Collin Morikawa entered the Tokyo Olympics as the champion golfer of the year, a title given to the winner of the prestigious Open Championship, and was one stroke shy of leaving Japan as a medalist in the Games.
The La Cañada High School graduate — who seemed to be out of medal contention when he was tied for 24th after two rounds of play — rallied in the final round Sunday, shooting 8 under par to finish regulation at 15 under. That left him tied for third with Rory McIlroy and five other golfers to compete in a sudden-death playoff for the bronze medal at Kasumigaseki Country Club.
After three holes, only Morikawa and C.T. Pan of Chinese Taipei were left standing, but the former Spartan fell short with his approach on the 18th green and the ball landed in the steep front bunker. Morikawa ended up bogeying, and Pan edged him by sinking a par-saving putt to claim the medal.
“Yeah, you got to earn it,” Morikawa said. “It was a long four holes and I thought my shot was going to be all right and just mishit it and CT played great, and we had to shoot 8-under for both of us to get in this playoff for bronze. So it sucks, but hopefully it’s not a last and hopefully we’ll be back in four years.”

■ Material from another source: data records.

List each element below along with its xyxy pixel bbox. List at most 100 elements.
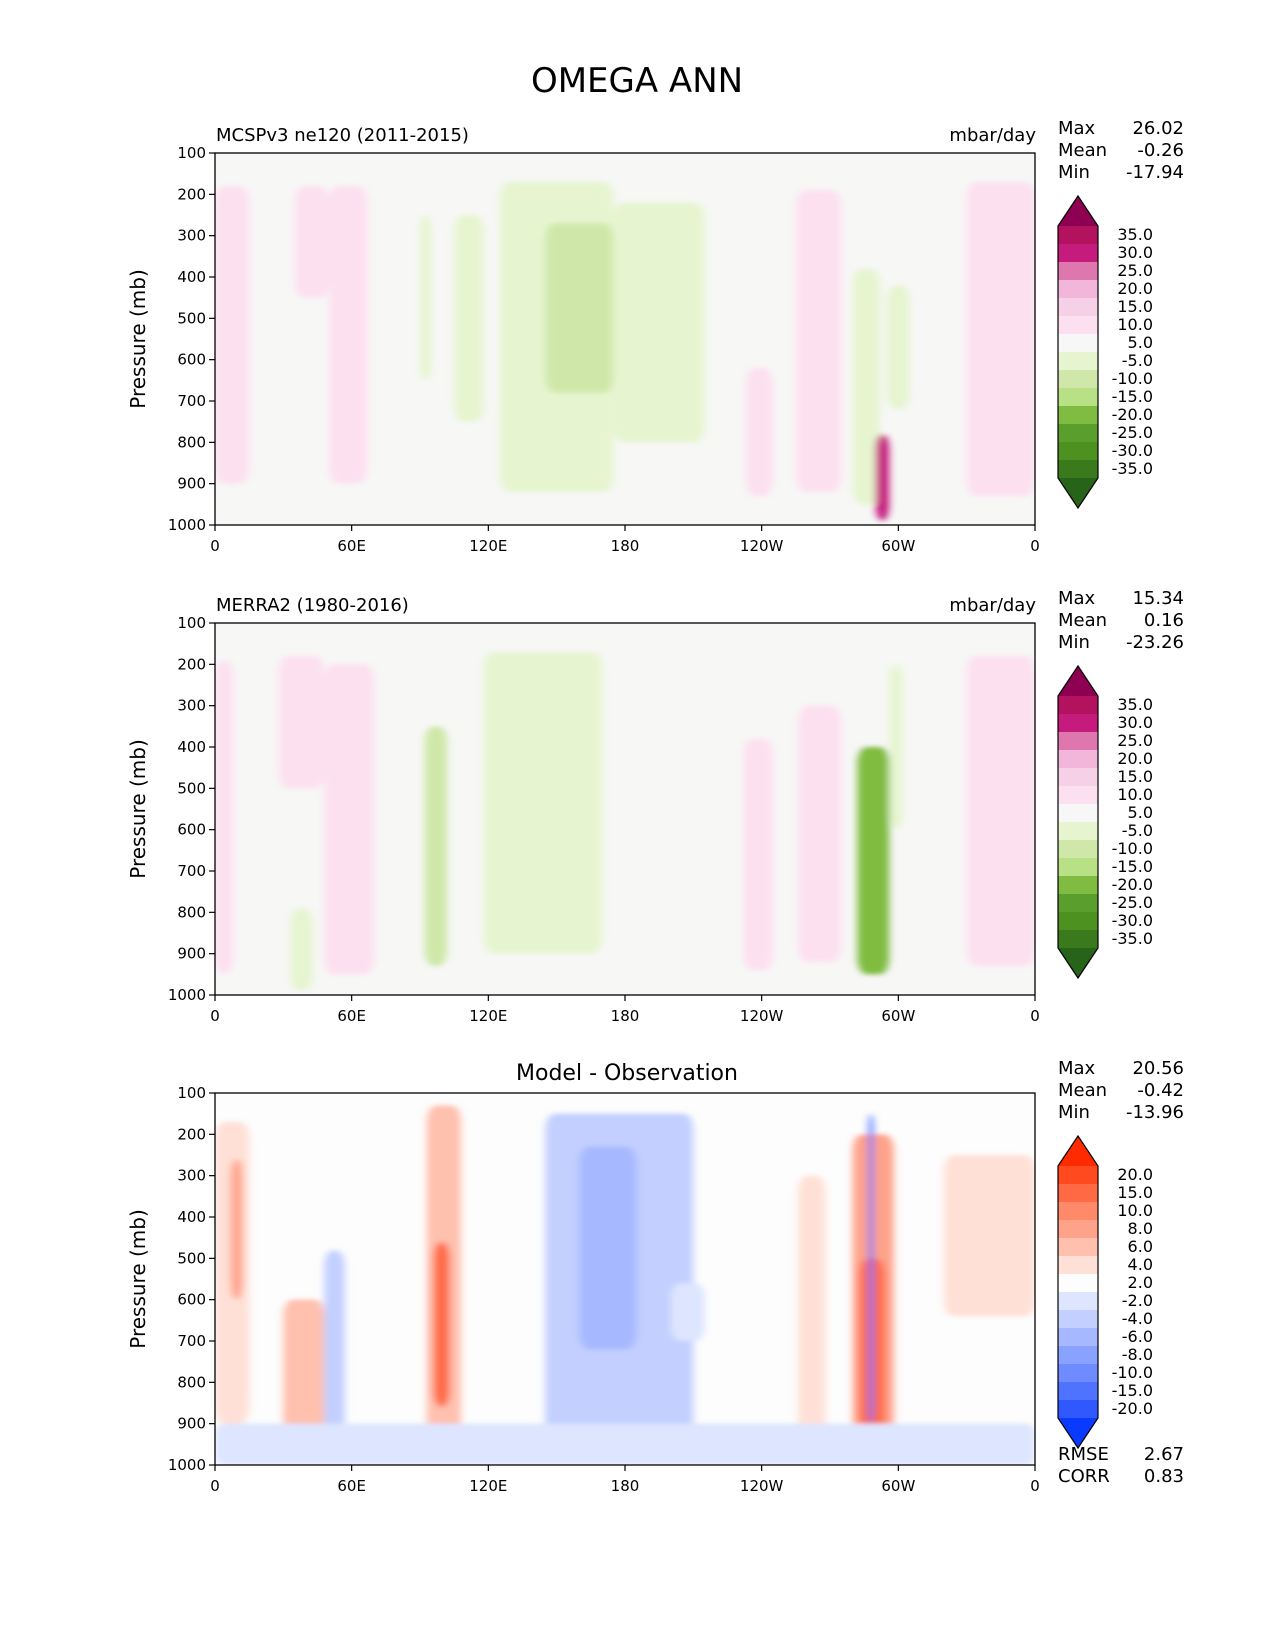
colorbar-label: -35.0 — [1112, 929, 1153, 948]
colorbar-label: -10.0 — [1112, 369, 1153, 388]
y-tick-label: 200 — [177, 185, 206, 203]
contour-region — [454, 215, 484, 422]
colorbar-segment — [1058, 930, 1098, 949]
panel-left-title: MCSPv3 ne120 (2011-2015) — [216, 125, 469, 146]
contour-region — [424, 726, 448, 967]
colorbar-label: 15.0 — [1117, 767, 1153, 786]
x-tick-label: 120E — [469, 537, 507, 555]
y-tick-label: 1000 — [168, 1456, 206, 1474]
y-tick-label: 100 — [177, 614, 206, 632]
colorbar-extend-bottom — [1058, 478, 1098, 508]
colorbar-segment — [1058, 424, 1098, 443]
contour-region — [795, 190, 842, 492]
contour-region — [966, 181, 1035, 497]
colorbar-segment — [1058, 298, 1098, 317]
stat-label: Min — [1058, 162, 1090, 183]
y-tick-label: 500 — [177, 779, 206, 797]
y-axis-label: Pressure (mb) — [126, 269, 150, 409]
stat-value: 20.56 — [1132, 1058, 1184, 1079]
colorbar-label: 4.0 — [1128, 1255, 1153, 1274]
colorbar-label: 8.0 — [1128, 1219, 1153, 1238]
contour-region — [324, 664, 375, 975]
colorbar-segment — [1058, 316, 1098, 335]
stat-label: CORR — [1058, 1466, 1110, 1487]
colorbar-segment — [1058, 1364, 1098, 1383]
contour-region — [868, 1113, 874, 1424]
colorbar-segment — [1058, 226, 1098, 245]
stat-value: 0.16 — [1144, 610, 1184, 631]
colorbar-segment — [1058, 696, 1098, 715]
x-tick-label: 180 — [611, 537, 640, 555]
stat-value: 15.34 — [1132, 588, 1184, 609]
contour-region — [328, 186, 368, 484]
plot-area — [215, 623, 1035, 995]
colorbar-segment — [1058, 876, 1098, 895]
colorbar-segment — [1058, 822, 1098, 841]
x-tick-label: 0 — [210, 1477, 220, 1495]
colorbar-segment — [1058, 334, 1098, 353]
colorbar-segment — [1058, 858, 1098, 877]
colorbar-label: 20.0 — [1117, 279, 1153, 298]
colorbar-label: -30.0 — [1112, 441, 1153, 460]
colorbar-label: 15.0 — [1117, 297, 1153, 316]
colorbar-label: 10.0 — [1117, 315, 1153, 334]
colorbar-label: 2.0 — [1128, 1273, 1153, 1292]
colorbar-label: -25.0 — [1112, 423, 1153, 442]
colorbar-extend-top — [1058, 666, 1098, 696]
figure-title: OMEGA ANN — [531, 61, 743, 101]
colorbar-segment — [1058, 786, 1098, 805]
stat-label: Mean — [1058, 610, 1107, 631]
colorbar-label: -30.0 — [1112, 911, 1153, 930]
contour-region — [745, 367, 774, 497]
y-tick-label: 200 — [177, 655, 206, 673]
colorbar-segment — [1058, 352, 1098, 371]
y-tick-label: 600 — [177, 1291, 206, 1309]
x-tick-label: 60W — [881, 1477, 915, 1495]
panel-diff: 100 200 300 400 500 600 700 800 900 1000 0 60E 120E… — [126, 1058, 1184, 1495]
panel-center-title: Model - Observation — [516, 1061, 738, 1086]
colorbar-segment — [1058, 1220, 1098, 1239]
colorbar-segment — [1058, 804, 1098, 823]
x-tick-label: 120E — [469, 1007, 507, 1025]
colorbar-label: 35.0 — [1117, 225, 1153, 244]
colorbar-label: -8.0 — [1122, 1345, 1153, 1364]
panel-units: mbar/day — [949, 125, 1036, 146]
colorbar-label: -10.0 — [1112, 1363, 1153, 1382]
contour-region — [798, 705, 842, 962]
panel-left-title: MERRA2 (1980-2016) — [216, 595, 409, 616]
y-tick-label: 1000 — [168, 986, 206, 1004]
colorbar-segment — [1058, 1256, 1098, 1275]
y-tick-label: 500 — [177, 309, 206, 327]
y-tick-label: 800 — [177, 903, 206, 921]
x-tick-label: 180 — [611, 1477, 640, 1495]
colorbar-label: 10.0 — [1117, 785, 1153, 804]
colorbar-segment — [1058, 714, 1098, 733]
colorbar-label: 25.0 — [1117, 731, 1153, 750]
colorbar-label: 25.0 — [1117, 261, 1153, 280]
colorbar-segment — [1058, 732, 1098, 751]
contour-region — [230, 1159, 243, 1300]
colorbar-label: -10.0 — [1112, 839, 1153, 858]
y-tick-label: 600 — [177, 351, 206, 369]
y-tick-label: 400 — [177, 268, 206, 286]
colorbar-segment — [1058, 1292, 1098, 1311]
colorbar-segment — [1058, 388, 1098, 407]
y-tick-label: 800 — [177, 433, 206, 451]
contour-region — [857, 747, 890, 975]
stat-value: 0.83 — [1144, 1466, 1184, 1487]
contour-region — [215, 186, 250, 484]
colorbar-label: -4.0 — [1122, 1309, 1153, 1328]
x-tick-label: 120W — [740, 1007, 784, 1025]
contour-region — [743, 738, 774, 971]
colorbar-label: 5.0 — [1128, 333, 1153, 352]
y-tick-label: 1000 — [168, 516, 206, 534]
y-tick-label: 100 — [177, 1084, 206, 1102]
contour-region — [483, 651, 603, 954]
y-tick-label: 300 — [177, 227, 206, 245]
contour-region — [545, 223, 614, 393]
contour-region — [420, 215, 432, 381]
y-tick-label: 200 — [177, 1125, 206, 1143]
x-tick-label: 60E — [337, 1477, 366, 1495]
colorbar-label: -20.0 — [1112, 405, 1153, 424]
colorbar-segment — [1058, 912, 1098, 931]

Morikawa’s compatriot Xander Schauffele won the gold medal after finishing 18 under, edging Rory Sabbatini of Slovakia by one stroke. Justin Thomas and Patrick Reed of Team USA both finished 10 under and tied for 22nd place.
Four-time Rio Hondo League MVP Morikawa seemed to have found his rhythm in the third round, carding 4-under to jump to 17th on the leaderboard, and carried that momentum into final round, but Morikawa believes there’s room for improvement.
“I missed a few drives left, I’ve been hitting 3-woods left, and we were just able to make a lot of pars,” he said. “I didn’t have any bogeys today, and that’s what saved my [fourth] round. … But the game overall still feels good, just got to tweak a few things to make sure we’re finding fairways, not missing it left where I try and take out the course over there.”
Despite missing out on standing on a tri-level Olympic podium by just one stroke, Morikawa came out of the competition holding his head high, calling it “one of the best experiences” of his life and asserting that the excitement surrounding the competition justifies golf’s return to one of the biggest stages in sports.
“Whether I get a medal or not, I’m an Olympian, and that’s what I said from the beginning of the week,” the Cal product said. “But I think what today brought out of me was more than just playing for myself; I was playing for our country and I was able to fight and dig deep. Sometimes that’s what you need.
“But to anyone that has second thoughts or doubts about whether gold should be in the Olympics or whether they should go and play to represent their country, they absolutely should because the Olympics reaches a wider audience than anything, [including] a lot of tournaments that we play. And whether this grows the game substantially or not, we’re doing our part to putting golf on the world stage and to show other athletes this is their pinnacle, and I think golf will be very exciting for the future in the Olympics.”